To get at cause and effect, the researcher uses a control group of exogenously failed deals and a statistical method called a staggered difference‑in‑differences estimator. The conflict data come from the Armed Conflict Location & Event Data Project (ACLED) and the deal information from the Land Matrix. On average, implemented deals raise protest and riot events by about 1.48 events per location per year versus a pre-treatment mean of 0.94 events. The paper reports several robustness checks, including sensitivity bounds and the exclusion of failed deals that showed signs of pre-existing community resistance.
The increase in protest is not uniform. It is strongest when domestic investors acquire community or state land to grow food crops. Deals led by transnational investors and projects for biofuels or other non-food crops generate smaller and less persistent protest responses. The authors interpret this pattern as evidence of local dispossession and “elite capture” — that is, politically connected domestic actors using state authority and unclear land records to appropriate customary land without community consent.

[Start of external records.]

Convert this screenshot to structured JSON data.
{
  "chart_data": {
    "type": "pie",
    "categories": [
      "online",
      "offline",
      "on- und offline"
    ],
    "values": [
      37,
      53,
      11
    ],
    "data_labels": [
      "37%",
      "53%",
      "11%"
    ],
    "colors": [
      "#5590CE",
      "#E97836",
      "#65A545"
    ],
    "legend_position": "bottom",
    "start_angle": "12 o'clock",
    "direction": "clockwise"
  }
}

The study brings in three additional strands of evidence that fit this mechanism. A panel built from six rounds of Afrobarometer survey data shows reduced trust in traditional leaders and less contact with them in exposed communities. Media analysis using the GDELT Global Knowledge Graph finds a rise in local coverage about property rights, corruption, and agriculture near implemented deals. Finally, constituency-level election data from the Comparative Legislative Elections Archive (CLEA) show higher opposition vote shares and greater turnout near implemented deals over the next four to five years.